I plan on taking A LOT of photos! I'm taking my trusty Canon SD780 with a 4GB memory card and 3 extra lithium ion batteries, and the gorilla pod. Andrea is taking her camera as well... its definitely worth having a backup.

First Aid / Repair Kits / Hygiene

Our first aid kit will have all the basics: variety of medications, gauze, bandages, tape, antibiotic ointment, iodine pills, etc. We've found that moleskin works great for preventing and treating blisters, so we'll have a few sheet of that.

I've got seam tape, duct tape, a thread & needle, and a few other items for repairing gear.

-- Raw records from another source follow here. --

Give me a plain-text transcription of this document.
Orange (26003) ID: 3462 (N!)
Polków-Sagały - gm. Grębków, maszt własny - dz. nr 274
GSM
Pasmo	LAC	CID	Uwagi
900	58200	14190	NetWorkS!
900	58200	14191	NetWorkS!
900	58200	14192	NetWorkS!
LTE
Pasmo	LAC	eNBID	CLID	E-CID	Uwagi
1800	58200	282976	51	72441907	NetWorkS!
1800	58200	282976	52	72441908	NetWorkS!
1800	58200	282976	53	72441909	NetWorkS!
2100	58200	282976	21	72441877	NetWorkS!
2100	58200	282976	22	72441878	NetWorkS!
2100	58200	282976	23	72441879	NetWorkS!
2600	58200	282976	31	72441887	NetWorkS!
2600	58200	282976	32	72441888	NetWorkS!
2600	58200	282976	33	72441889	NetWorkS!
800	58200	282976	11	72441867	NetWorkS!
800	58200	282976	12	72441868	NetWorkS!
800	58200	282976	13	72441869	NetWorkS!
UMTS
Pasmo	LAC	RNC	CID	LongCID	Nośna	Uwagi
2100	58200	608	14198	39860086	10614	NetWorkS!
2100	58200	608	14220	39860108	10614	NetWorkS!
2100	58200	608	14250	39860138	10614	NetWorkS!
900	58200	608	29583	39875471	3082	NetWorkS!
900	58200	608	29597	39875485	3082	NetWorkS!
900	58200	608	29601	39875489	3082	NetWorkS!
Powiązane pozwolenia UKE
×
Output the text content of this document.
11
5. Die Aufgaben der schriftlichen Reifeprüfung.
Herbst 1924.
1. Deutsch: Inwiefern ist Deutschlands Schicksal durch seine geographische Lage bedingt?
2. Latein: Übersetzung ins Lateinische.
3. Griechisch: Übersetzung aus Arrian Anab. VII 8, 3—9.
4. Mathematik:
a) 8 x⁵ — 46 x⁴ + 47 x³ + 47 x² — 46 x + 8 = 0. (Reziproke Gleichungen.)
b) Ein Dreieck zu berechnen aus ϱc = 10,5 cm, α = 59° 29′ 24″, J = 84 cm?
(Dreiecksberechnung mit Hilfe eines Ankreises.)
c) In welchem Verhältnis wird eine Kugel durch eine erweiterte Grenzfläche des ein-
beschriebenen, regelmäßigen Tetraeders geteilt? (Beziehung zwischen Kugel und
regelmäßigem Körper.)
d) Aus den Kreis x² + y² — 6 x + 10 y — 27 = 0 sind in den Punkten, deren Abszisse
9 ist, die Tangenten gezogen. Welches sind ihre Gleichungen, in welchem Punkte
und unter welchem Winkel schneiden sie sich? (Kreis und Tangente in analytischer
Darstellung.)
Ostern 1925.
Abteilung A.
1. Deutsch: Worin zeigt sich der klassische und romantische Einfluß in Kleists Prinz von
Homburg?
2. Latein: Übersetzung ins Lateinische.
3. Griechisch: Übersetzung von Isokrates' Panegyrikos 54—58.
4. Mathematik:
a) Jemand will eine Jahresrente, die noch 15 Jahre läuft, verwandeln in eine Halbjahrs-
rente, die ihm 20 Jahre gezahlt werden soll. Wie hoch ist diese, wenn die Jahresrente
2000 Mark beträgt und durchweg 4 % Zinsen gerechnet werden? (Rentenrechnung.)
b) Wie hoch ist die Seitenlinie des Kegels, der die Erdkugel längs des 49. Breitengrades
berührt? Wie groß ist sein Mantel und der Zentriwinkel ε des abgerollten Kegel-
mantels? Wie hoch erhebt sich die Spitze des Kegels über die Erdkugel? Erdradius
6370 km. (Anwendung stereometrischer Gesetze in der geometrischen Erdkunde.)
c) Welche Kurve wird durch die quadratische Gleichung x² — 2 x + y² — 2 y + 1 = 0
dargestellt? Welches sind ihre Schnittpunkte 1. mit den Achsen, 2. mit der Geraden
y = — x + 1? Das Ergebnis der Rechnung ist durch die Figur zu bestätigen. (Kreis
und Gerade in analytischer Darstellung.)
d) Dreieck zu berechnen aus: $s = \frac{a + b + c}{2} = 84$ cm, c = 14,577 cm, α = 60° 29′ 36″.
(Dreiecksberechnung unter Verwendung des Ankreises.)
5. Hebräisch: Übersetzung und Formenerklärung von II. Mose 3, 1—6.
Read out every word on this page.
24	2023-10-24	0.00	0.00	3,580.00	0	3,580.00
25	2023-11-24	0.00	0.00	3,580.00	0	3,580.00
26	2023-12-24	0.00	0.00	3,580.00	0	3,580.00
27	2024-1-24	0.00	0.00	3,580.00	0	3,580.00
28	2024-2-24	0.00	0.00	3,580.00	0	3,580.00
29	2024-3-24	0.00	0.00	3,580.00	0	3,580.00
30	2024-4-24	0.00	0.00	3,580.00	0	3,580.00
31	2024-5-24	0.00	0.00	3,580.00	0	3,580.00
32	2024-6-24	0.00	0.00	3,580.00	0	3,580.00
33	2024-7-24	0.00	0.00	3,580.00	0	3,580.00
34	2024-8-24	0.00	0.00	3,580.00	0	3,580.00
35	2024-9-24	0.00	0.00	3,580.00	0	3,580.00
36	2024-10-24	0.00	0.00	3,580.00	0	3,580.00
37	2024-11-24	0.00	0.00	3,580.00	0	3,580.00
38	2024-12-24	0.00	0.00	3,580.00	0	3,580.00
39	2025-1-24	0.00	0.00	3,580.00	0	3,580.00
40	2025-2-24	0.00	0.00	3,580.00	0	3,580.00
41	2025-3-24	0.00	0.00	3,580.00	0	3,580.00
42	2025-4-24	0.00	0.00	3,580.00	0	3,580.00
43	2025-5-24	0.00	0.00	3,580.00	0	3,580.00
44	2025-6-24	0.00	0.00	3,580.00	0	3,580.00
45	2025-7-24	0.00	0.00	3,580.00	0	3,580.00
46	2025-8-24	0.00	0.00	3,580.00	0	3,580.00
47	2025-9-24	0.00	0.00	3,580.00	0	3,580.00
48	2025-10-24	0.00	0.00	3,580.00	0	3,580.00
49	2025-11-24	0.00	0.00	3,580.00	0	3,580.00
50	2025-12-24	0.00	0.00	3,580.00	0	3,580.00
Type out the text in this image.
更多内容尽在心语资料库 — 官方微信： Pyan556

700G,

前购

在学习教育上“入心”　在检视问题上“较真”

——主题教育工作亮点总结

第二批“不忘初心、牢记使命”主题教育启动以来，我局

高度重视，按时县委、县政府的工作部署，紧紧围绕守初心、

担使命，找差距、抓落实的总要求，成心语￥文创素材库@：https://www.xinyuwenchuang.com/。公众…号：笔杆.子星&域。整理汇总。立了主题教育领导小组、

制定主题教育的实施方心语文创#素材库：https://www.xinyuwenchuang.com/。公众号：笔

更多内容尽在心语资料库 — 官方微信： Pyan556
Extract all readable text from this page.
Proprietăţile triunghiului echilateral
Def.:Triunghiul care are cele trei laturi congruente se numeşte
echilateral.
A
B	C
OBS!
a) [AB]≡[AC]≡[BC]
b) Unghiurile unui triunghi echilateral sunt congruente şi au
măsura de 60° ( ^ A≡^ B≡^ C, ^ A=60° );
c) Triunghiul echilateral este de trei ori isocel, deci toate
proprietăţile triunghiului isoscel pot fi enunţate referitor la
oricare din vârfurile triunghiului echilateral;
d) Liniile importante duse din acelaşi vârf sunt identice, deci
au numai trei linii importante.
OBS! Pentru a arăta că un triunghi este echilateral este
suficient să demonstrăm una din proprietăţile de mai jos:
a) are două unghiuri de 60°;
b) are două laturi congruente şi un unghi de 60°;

I've decided to pack my do-it-all SOG multitool; I realize I could get away with something smaller and lighter, but this thing does everything, so it provides another level of insurance.

We're taking the basic personal products: sunscreen, DEET, chapstick, hand sanitizer, toothpaste/toothbrush, etc. To stay clean, we've got biodegradable soap, but I doubt it will be warm enough to do much lake swimming/bathing, so we've also get body and face wipes. I'm bringing some biodegradable soap that we can wash our clothes with, and safety pins to attach them to our packs so they can dry while we are hiking.


Headlamp (so we can see at night!), trekking poles (SO CRUCIAL), Yahtzee (EQUALLY CRUCIAL). I also carry a small waterproof notebook to use as trail journal, and it has a lot of important information in it that I've transcribed from my guidebooks.

That's pretty much it. Put 10 lbs of food in the bear cannister, and that is what we are carrying. We're going to load it all up tonight, so I'll post an update of what the total weight ends up being. I'm hoping to keep Andrea's pack under 30 lbs, and my pack under 35 lbs.

1 comment:

  1. Jake, you forgot a crucial piece of gear: your Opedix knee support tights. I'll say a prayer for your knees.